AMINA HOCINE, Ātamōn
La pratica dell’autocostruzione di strumenti musicali peculiari è un fenomeno crescente nella galassia dell’elettroacustica più radicale, dove la ricerca timbrica regna al di sopra delle convenzioni compositive.
Il fulcro attorno al quale ruota il lavoro della compositrice e sound artist svedese Amina Hocine è il foghorn organ, uno strumento a tastiera ispirato, nella meccanica, ai corni da nebbia e alle sirene acustiche. Progettato e assemblato dalla stessa Hocine, esso è costruito con materiali decisamente fuori contesto rispetto all’utilizzo (tubi di PVC, valvole idrauliche e tubi dell’acqua) ed è alimentato da un compressore ad aria.

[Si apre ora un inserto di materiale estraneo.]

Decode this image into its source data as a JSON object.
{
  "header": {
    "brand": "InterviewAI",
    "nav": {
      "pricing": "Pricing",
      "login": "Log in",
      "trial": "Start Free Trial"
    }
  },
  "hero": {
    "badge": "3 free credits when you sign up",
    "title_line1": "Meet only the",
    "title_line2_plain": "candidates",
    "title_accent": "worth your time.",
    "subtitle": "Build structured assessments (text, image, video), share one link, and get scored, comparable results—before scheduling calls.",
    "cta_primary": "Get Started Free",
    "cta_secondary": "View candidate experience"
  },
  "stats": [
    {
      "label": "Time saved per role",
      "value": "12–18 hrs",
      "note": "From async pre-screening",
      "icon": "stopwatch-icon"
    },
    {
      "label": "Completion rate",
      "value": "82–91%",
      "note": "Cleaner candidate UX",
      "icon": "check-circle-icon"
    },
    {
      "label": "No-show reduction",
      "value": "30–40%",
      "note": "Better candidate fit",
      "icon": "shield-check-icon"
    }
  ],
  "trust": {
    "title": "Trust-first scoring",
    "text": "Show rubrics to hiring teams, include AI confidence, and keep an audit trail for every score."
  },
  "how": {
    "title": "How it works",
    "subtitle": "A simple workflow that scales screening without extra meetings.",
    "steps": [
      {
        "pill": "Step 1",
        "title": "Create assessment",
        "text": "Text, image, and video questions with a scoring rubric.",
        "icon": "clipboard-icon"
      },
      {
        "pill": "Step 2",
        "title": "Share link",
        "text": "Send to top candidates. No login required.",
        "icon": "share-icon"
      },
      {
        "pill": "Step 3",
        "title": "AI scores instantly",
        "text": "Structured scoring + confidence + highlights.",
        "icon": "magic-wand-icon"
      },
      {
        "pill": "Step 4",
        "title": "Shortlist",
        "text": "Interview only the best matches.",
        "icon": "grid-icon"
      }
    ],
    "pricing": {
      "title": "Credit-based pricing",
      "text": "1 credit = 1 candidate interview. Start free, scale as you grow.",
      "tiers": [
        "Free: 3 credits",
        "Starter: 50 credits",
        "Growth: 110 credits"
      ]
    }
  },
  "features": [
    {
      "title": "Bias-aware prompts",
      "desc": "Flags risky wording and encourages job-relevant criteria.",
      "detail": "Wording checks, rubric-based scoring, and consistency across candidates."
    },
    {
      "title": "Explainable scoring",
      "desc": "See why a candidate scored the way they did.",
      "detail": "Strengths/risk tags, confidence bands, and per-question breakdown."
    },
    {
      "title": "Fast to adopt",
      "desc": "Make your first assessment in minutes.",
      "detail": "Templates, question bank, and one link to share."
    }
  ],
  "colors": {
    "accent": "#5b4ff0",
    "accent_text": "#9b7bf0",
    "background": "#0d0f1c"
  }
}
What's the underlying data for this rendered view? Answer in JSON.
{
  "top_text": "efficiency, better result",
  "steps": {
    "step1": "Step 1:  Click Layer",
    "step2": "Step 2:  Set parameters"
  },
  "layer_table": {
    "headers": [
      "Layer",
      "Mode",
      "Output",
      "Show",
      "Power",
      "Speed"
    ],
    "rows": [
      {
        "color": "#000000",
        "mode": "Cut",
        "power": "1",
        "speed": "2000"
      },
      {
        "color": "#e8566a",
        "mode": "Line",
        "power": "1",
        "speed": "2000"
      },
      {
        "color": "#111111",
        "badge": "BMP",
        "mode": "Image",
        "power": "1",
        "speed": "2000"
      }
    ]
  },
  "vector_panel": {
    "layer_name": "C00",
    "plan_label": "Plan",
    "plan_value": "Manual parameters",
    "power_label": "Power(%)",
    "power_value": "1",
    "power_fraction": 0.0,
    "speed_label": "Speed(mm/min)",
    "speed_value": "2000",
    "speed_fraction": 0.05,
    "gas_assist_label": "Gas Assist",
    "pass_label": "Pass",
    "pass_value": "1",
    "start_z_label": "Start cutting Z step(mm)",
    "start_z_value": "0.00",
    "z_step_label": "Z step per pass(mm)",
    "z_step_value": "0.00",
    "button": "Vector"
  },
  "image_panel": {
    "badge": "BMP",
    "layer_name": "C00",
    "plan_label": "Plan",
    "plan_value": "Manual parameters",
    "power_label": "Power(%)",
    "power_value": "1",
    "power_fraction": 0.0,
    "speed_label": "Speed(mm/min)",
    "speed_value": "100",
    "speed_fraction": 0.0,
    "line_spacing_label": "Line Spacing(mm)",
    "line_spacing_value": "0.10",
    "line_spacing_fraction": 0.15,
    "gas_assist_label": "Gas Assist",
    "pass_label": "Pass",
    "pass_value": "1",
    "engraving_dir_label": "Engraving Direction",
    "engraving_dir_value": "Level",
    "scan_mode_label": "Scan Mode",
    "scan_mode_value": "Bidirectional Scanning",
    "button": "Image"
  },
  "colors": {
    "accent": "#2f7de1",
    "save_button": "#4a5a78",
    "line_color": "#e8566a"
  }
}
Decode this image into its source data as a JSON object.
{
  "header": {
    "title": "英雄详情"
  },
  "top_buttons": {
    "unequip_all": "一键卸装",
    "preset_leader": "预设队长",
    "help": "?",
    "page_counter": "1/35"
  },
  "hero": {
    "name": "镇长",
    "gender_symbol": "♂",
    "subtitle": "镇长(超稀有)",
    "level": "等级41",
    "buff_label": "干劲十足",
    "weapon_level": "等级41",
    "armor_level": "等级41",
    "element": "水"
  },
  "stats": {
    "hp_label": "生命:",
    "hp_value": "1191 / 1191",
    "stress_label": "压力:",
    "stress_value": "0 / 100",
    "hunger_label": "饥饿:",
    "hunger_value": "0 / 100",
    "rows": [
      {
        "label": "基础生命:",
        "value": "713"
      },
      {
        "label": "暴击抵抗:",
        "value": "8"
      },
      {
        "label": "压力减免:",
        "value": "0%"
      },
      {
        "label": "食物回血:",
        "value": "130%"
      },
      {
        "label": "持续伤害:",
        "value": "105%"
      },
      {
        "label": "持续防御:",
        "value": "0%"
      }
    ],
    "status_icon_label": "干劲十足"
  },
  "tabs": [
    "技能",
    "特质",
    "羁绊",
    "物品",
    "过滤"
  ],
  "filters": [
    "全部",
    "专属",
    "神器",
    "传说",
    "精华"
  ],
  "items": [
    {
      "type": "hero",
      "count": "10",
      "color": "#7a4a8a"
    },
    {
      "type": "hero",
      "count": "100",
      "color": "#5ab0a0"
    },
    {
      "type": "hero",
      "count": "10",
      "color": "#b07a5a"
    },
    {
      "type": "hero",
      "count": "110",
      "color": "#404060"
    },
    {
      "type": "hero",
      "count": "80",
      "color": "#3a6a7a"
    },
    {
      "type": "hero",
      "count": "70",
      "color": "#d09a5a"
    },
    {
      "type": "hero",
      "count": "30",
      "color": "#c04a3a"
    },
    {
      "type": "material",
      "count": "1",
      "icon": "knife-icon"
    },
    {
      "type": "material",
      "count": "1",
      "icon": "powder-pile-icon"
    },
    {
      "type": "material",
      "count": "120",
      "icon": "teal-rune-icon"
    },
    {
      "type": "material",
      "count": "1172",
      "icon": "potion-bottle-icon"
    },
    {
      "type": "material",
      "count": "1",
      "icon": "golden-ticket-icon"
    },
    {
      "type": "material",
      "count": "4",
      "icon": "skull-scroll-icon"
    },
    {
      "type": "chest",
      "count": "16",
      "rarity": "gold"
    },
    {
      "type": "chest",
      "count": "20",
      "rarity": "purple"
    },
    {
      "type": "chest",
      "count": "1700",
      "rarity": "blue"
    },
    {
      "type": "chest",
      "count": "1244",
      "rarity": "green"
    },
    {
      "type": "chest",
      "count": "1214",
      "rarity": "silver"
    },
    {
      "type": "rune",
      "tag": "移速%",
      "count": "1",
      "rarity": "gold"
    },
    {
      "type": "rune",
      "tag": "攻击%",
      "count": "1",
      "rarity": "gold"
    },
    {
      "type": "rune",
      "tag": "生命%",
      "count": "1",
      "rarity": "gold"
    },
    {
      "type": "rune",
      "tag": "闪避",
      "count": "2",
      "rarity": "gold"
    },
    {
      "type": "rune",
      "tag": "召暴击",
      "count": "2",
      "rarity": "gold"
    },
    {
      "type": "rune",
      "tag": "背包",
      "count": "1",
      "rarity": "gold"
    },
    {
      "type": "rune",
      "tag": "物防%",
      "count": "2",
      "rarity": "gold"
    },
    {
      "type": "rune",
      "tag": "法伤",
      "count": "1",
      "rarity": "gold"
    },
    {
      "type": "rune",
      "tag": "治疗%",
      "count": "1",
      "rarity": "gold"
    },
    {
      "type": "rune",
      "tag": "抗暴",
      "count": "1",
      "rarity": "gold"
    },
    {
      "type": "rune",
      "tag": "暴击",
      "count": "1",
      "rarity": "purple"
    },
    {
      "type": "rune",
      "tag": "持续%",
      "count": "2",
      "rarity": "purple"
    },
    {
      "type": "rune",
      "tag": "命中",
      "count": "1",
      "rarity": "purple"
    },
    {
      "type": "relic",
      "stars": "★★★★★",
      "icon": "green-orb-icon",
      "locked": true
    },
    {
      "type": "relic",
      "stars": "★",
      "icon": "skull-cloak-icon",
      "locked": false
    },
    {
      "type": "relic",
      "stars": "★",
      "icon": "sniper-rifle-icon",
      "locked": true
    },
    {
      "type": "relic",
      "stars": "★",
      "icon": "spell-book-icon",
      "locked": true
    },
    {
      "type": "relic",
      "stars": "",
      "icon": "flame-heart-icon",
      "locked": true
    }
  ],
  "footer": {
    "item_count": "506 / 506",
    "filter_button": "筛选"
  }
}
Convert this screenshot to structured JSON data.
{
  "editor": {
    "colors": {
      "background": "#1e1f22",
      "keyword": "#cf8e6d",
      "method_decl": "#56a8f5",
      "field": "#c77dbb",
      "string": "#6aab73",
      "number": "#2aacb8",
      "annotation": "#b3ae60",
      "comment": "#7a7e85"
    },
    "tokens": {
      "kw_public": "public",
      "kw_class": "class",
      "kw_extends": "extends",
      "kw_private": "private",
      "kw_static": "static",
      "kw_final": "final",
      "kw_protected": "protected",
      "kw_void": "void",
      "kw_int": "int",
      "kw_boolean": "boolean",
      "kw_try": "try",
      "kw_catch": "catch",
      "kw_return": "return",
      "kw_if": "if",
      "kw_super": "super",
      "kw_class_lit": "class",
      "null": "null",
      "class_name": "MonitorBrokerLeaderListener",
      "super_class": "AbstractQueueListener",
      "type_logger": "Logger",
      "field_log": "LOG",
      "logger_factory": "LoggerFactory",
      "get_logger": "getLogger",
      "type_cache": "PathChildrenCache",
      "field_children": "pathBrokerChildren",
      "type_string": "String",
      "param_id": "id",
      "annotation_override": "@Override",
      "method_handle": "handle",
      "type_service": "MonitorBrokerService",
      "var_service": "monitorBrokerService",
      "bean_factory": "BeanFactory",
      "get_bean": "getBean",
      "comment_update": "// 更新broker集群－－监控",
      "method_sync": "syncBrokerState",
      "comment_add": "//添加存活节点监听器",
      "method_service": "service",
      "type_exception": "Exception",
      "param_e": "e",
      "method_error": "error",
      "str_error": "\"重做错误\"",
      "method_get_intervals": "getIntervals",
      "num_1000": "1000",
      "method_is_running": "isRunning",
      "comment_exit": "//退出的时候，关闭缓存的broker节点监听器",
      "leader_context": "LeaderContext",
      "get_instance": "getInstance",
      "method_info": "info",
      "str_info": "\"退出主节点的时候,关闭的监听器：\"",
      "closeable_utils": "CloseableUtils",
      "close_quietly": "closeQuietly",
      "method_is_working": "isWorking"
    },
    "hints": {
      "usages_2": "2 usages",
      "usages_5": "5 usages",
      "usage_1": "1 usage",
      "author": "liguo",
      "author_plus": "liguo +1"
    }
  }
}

Ātamōn, (in alto-tedesco antico, letteralmente, “respirare”) è stato eseguito su di una versione differente del foghorn organ, corredata da otto canne di PVC disposte all’interno dell’ambiente (una camera all’interno di una miniera dismessa nella Svezia rurale) secondo un personale criterio mutuato dalla psicoterapia junghiana.
Nelle intenzioni dell’artista le otto canne sono altrettanti attori di una muta performance teatrale; il suono sostituisce le parole e le idiosincrasie timbriche restituiscono la complessità delle relazioni umane. Altrettanto articolata è la metodologia utilizzata per microfonare, che sfrutta le proprietà acustiche della cava per creare risonanze affascinanti.
Il risultato è una lunga ed impegnativa suite suddivisa in due corposi movimenti, ascrivibile al mondo della drone music pur se con singolari soluzioni formali (alcune bizzarre poliritmie del primo movimento). Il secondo movimento ha un andamento maggiormente lineare e nella sua densa e vibrante spinta cosmica si concretizza l’immagine – suggestiva al massimo grado – di un enigmatico organo steampunk che si contrae come un polmone gonfio d’aria tra le pareti di roccia di un’antica cava.